EHR vendors appear to be establishing a neutral position in integrating third party telehealth solutions into their application workflows. Providers should scrutinize the depth and breadth of the telehealth integrations with EHRs. Launch points for activating telehealth services with patients from EHR workflows are very important for enabling physician adoption and use. If appropriately designed the physicians will be able to easily activate patient telehealth sessions as warranted. The telehealth integrations should also enable easy access to patient medical records and facilitate the capture of timely remote patient monitoring data to support the telehealth encounter. Patient access functions for scheduling and connecting with the telehealth session must be well designed for intuitive patient use. Secure texting to deliver dial-in patient notifications as well as links to patient education should also be considered. Telehealth encounter billing should be integrated with the provider’s RCM.
The Justification: Telehealth Is a Key Component for Provider Viability
The pandemic has driven the realization that we now have the technology to deliver virtual healthcare with high quality and low cost. Telehealth, remote patient monitoring, and digital patient engagement solutions are creating an environment that all providers will need to adopt to survive in the value-based care reimbursement world. McKinsey states that approximately $250 billion will be invested in virtual care and that telehealth encounters are 38 times higher than they were pre-pandemic. Virtual care workflows will require providers to review and modify current EHR and population health application workflows to integrate virtual care components. A well-designed virtual care environment will support the Quadruple Aim.
The Players: Well Capitalized Vendors Likely to Survive
While public telehealth companies are struggling financially now, they have access to capital resources that should maintain their viability over the next few years. Many of the public and smaller private companies will also be subject to merger and acquisition events. Key vendors to watch in the U.S. are Zoom, Microsoft Teams, Teladoc, SOC Telemed, and Amwell. Keep an eye on Amazon as well.

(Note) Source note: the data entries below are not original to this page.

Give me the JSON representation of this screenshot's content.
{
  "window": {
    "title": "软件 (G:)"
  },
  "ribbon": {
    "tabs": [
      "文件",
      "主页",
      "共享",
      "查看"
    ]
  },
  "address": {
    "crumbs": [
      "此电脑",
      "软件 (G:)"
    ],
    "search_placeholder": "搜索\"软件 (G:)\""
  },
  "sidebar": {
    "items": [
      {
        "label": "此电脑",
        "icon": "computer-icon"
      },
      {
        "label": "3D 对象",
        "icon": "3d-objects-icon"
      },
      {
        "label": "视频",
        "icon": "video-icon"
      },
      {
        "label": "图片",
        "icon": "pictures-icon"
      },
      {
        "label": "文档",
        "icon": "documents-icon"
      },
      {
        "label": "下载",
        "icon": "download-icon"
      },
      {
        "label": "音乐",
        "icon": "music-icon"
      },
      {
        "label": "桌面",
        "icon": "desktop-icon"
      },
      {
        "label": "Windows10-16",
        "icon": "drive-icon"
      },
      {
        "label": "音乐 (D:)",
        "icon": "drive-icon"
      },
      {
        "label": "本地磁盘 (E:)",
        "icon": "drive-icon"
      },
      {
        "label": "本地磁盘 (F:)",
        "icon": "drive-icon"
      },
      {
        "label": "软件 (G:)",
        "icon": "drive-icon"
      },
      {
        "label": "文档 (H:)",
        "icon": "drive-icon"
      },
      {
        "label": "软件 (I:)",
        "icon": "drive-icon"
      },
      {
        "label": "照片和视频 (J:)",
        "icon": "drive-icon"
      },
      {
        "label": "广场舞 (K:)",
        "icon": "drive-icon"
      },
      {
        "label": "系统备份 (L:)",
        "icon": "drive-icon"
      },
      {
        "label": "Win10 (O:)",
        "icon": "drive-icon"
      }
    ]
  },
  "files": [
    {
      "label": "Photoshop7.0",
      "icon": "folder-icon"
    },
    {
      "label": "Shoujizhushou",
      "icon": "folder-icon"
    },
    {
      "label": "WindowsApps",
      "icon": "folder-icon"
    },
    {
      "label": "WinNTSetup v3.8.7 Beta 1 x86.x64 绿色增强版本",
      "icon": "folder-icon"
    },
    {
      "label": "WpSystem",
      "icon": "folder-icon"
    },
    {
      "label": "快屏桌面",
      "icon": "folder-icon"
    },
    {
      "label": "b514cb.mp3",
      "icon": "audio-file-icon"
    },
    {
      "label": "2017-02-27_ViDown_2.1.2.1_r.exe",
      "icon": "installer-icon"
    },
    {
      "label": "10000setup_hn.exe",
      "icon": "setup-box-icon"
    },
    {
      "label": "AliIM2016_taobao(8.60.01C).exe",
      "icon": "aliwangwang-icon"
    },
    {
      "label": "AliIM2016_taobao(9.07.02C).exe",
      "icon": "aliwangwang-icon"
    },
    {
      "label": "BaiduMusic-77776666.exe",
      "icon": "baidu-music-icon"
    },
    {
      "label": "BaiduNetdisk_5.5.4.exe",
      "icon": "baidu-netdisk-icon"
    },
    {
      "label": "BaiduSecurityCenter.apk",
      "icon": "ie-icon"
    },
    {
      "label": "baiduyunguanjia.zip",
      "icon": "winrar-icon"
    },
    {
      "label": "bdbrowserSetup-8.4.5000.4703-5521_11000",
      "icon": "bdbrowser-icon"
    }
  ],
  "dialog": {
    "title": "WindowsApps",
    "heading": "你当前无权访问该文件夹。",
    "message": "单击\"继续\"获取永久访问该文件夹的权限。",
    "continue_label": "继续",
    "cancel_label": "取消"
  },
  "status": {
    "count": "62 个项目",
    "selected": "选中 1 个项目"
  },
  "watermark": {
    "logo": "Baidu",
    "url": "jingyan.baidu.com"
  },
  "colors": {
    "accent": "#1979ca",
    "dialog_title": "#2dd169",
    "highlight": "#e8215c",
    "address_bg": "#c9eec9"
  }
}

Telehealth will become a necessary service capability as we progress past the pandemic. Findings relative to ease of use, stable technologies, and patient satisfaction will continue to drive the need to use telehealth to better support high risk patients in value-based care reimbursement programs. Key success factors for vendors of telehealth products will be their ability to effectively integrate with EHRs and other digital patient services. EHR integration will be more complex as it will require well designed EHR application workflow integrations to ensure providers can easily launch telehealth services with patients while also having access to the most current medical data from the EHR as well as remote patient monitoring devices. Patient engagement will be enhanced by integrating scheduling, registration, and billing services. The ability to provide patient education material will also improve satisfaction for all parties.
Some providers may continue to use more than one telehealth application depending on the focus of the telehealth service (e.g., medical, behavioral, obstetrics, etc.). Selecting solutions that can support multiple service areas may reduce telehealth failure risks.